After a more than year-long investigation into the October 21 incident, Santa Fe County District Attorney Mary Carmack-Altwies announced the charges Thursday.
The 42-year-old Hutchins died after a gun Baldwin was holding for a rehearsal fired a live round of ammunition into her chest, passing through and striking writer-director Joel Souza in the shoulder.
According to Vanity Fair, the movie’s assistant director, Dave Halls, who was cited in sheriff’s reports as the person who handed the weapon to Baldwin and announced to the crew it was a “cold gun,” signed a plea bargain with the DA for the charge of negligent use of a deadly weapon, accepting a suspended sentence and six months of probation.
The DA appointed special prosecutor Andrea Reeb to oversee the case. “If any one of these three people—Alec Baldwin, Hannah Gutierrez Reed or David Halls—had done their job, Halyna Hutchins would be alive today. It’s that simple,” Reeb said in a statement. “The evidence clearly shows a pattern of criminal disregard for safety on the ‘Rust’ film set. In New Mexico, there is no room for film sets that don’t take our state’s commitment to gun safety and public safety seriously.”

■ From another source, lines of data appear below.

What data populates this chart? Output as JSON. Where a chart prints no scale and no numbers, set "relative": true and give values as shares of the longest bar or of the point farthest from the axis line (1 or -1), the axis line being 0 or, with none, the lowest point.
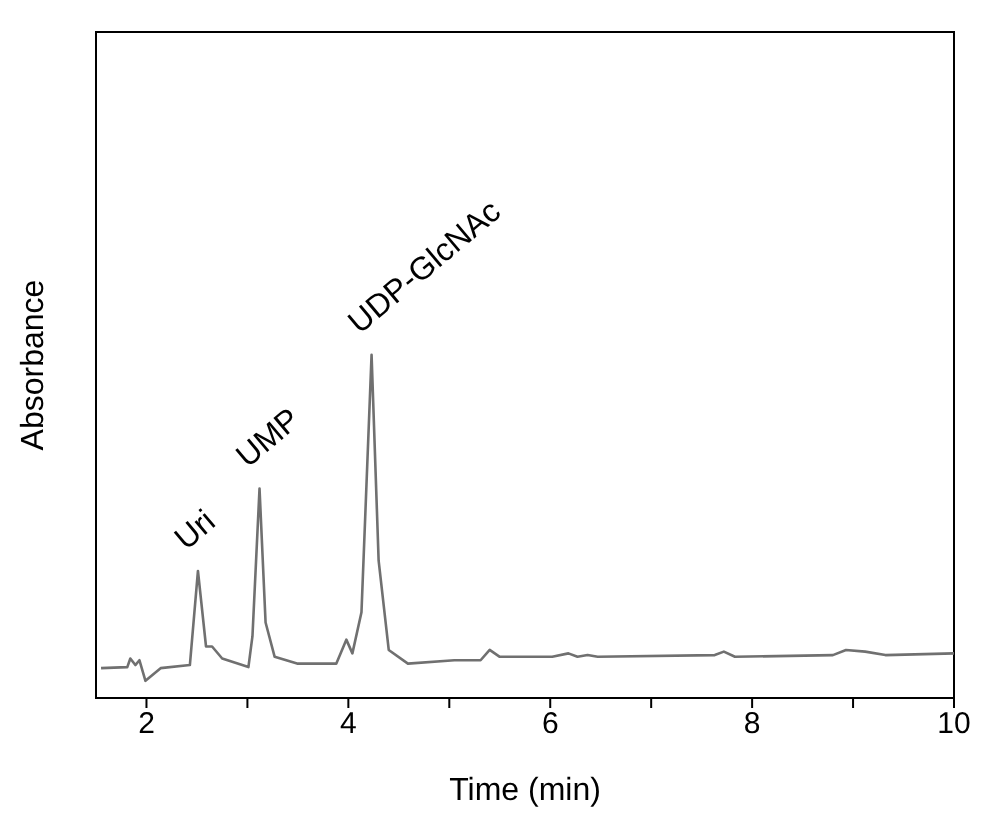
{
  "chart_data": {
    "type": "line",
    "relative": true,
    "xlabel": "Time (min)",
    "ylabel": "Absorbance",
    "x": [
      1.55,
      1.81,
      1.84,
      1.89,
      1.93,
      1.99,
      2.14,
      2.43,
      2.51,
      2.59,
      2.65,
      2.75,
      3.01,
      3.05,
      3.12,
      3.18,
      3.27,
      3.5,
      3.88,
      3.98,
      4.04,
      4.13,
      4.23,
      4.3,
      4.4,
      4.59,
      5.05,
      5.31,
      5.4,
      5.5,
      6.02,
      6.18,
      6.27,
      6.37,
      6.47,
      7.63,
      7.72,
      7.83,
      8.8,
      8.93,
      9.12,
      9.32,
      10
    ],
    "series": [
      {
        "color": "#707070",
        "values": [
          0.087,
          0.09,
          0.115,
          0.096,
          0.11,
          0.05,
          0.087,
          0.096,
          0.37,
          0.15,
          0.15,
          0.115,
          0.09,
          0.18,
          0.61,
          0.22,
          0.12,
          0.1,
          0.1,
          0.17,
          0.13,
          0.25,
          1,
          0.4,
          0.14,
          0.1,
          0.11,
          0.11,
          0.14,
          0.12,
          0.12,
          0.13,
          0.12,
          0.125,
          0.12,
          0.125,
          0.135,
          0.12,
          0.125,
          0.14,
          0.135,
          0.125,
          0.13
        ]
      }
    ],
    "xlim": [
      1.5,
      10
    ],
    "xticks": [
      2,
      {
        "value": 3,
        "label": null
      },
      4,
      {
        "value": 5,
        "label": null
      },
      6,
      {
        "value": 7,
        "label": null
      },
      8,
      {
        "value": 9,
        "label": null
      },
      10
    ],
    "annotations": [
      {
        "text": "Uri",
        "x": 2.51,
        "y": 0.37
      },
      {
        "text": "UMP",
        "x": 3.12,
        "y": 0.61
      },
      {
        "text": "UDP-GlcNAc",
        "x": 4.23,
        "y": 1
      }
    ],
    "marker": "none",
    "line_style": "solid"
  }
}
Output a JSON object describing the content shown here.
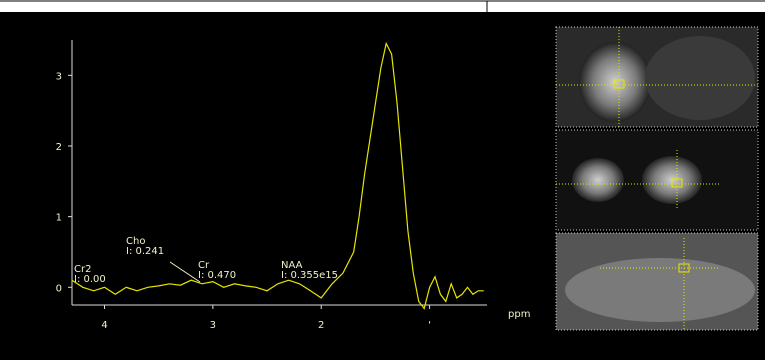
{
  "chart_data": {
    "type": "line",
    "x_label": "ppm",
    "xlim": [
      4.3,
      0.47
    ],
    "ylim": [
      -0.18,
      3.5
    ],
    "xticks": [
      4,
      3,
      2,
      {
        "value": 1,
        "label": "'"
      }
    ],
    "yticks": [
      0,
      1,
      2,
      3
    ],
    "color": "#e6e600",
    "x": [
      4.3,
      4.2,
      4.1,
      4.0,
      3.9,
      3.8,
      3.7,
      3.6,
      3.5,
      3.4,
      3.3,
      3.2,
      3.1,
      3.0,
      2.9,
      2.8,
      2.7,
      2.6,
      2.5,
      2.4,
      2.3,
      2.2,
      2.1,
      2.0,
      1.9,
      1.8,
      1.7,
      1.65,
      1.6,
      1.55,
      1.5,
      1.45,
      1.4,
      1.35,
      1.3,
      1.25,
      1.2,
      1.15,
      1.1,
      1.05,
      1.0,
      0.95,
      0.9,
      0.85,
      0.8,
      0.75,
      0.7,
      0.65,
      0.6,
      0.55,
      0.5
    ],
    "values": [
      0.1,
      0.0,
      -0.05,
      0.0,
      -0.1,
      0.0,
      -0.05,
      0.0,
      0.02,
      0.05,
      0.03,
      0.1,
      0.05,
      0.08,
      0.0,
      0.05,
      0.02,
      0.0,
      -0.05,
      0.05,
      0.1,
      0.05,
      -0.05,
      -0.15,
      0.05,
      0.2,
      0.5,
      1.0,
      1.6,
      2.1,
      2.6,
      3.1,
      3.45,
      3.3,
      2.6,
      1.7,
      0.8,
      0.2,
      -0.2,
      -0.3,
      0.0,
      0.15,
      -0.1,
      -0.2,
      0.05,
      -0.15,
      -0.1,
      0.0,
      -0.1,
      -0.05,
      -0.05
    ],
    "annotations": [
      [
        "Cr2",
        "I: 0.00"
      ],
      [
        "Cho",
        "I: 0.241"
      ],
      [
        "Cr",
        "I: 0.470"
      ],
      [
        "NAA",
        "I: 0.355e15"
      ]
    ]
  }
}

No charges will be filed for the wounding of Souza. District attorney spokesperson Heather Brewer explained that there is no statute in New Mexico for unintentional battery, unless the shooting leads to death.
According to the district attorney’s announcement: “The first charge can be referred to simply as involuntary manslaughter. For this charge to be proved there must be underlying negligence.
Under New Mexico law, involuntary manslaughter is a fourth-degree felony and is punishable by up to 18 months in jail and a $5,000 fine. This charge also includes the misdemeanor charge of negligent use of a firearm, which would likely merge as a matter of law.
“The other charge is involuntary manslaughter in the commission of a lawful act,” the statement continues. “This charge requires proof that there was more than simple negligence involved in a death. This is also a fourth-degree felony punishable by up to 18 months in jail and up to a $5,000 fine. This charge includes a firearm enhancement, or added mandatory penalty because a firearm was involved. The firearm enhancement makes the crime punishable by a mandatory five years in jail.”
“There is a very clear process for pursuing justice in this case,” Carmack-Altwies said in a statement. “We are committed to upholding the integrity of that process to ensure equal justice under the law.”
Vanity Fair reports last April, New Mexico’s workplace safety division fined the producers the maximum amount for unsafe handling of firearms.
In October, Baldwin announced that he and the other producers of Rust had reached a settlement agreement with Hutchins’ family, with her husband, Matt, joining the unfinished project as an executive producer. The Hutchins family lawyers recently declined to comment on the state of that settlement. Although Baldwin had said he hoped to resume filming as soon as this month, that has not yet happened.
Charges will be formally filed with New Mexico’s First Judicial District Court before the end of the month, according to Carmack-Altwies.
The defendants will be sent a summons and “required to make a ‘first appearance,’ a procedure that is often referred to in other jurisdictions as an arraignment,” the statement said. That may happen virtually, or the defendants could waive the appearance.
From there, a preliminary hearing will be held, most likely in the next two months, in which the prosecution presents the case to a judge, who will then rule on whether a trial should move forward.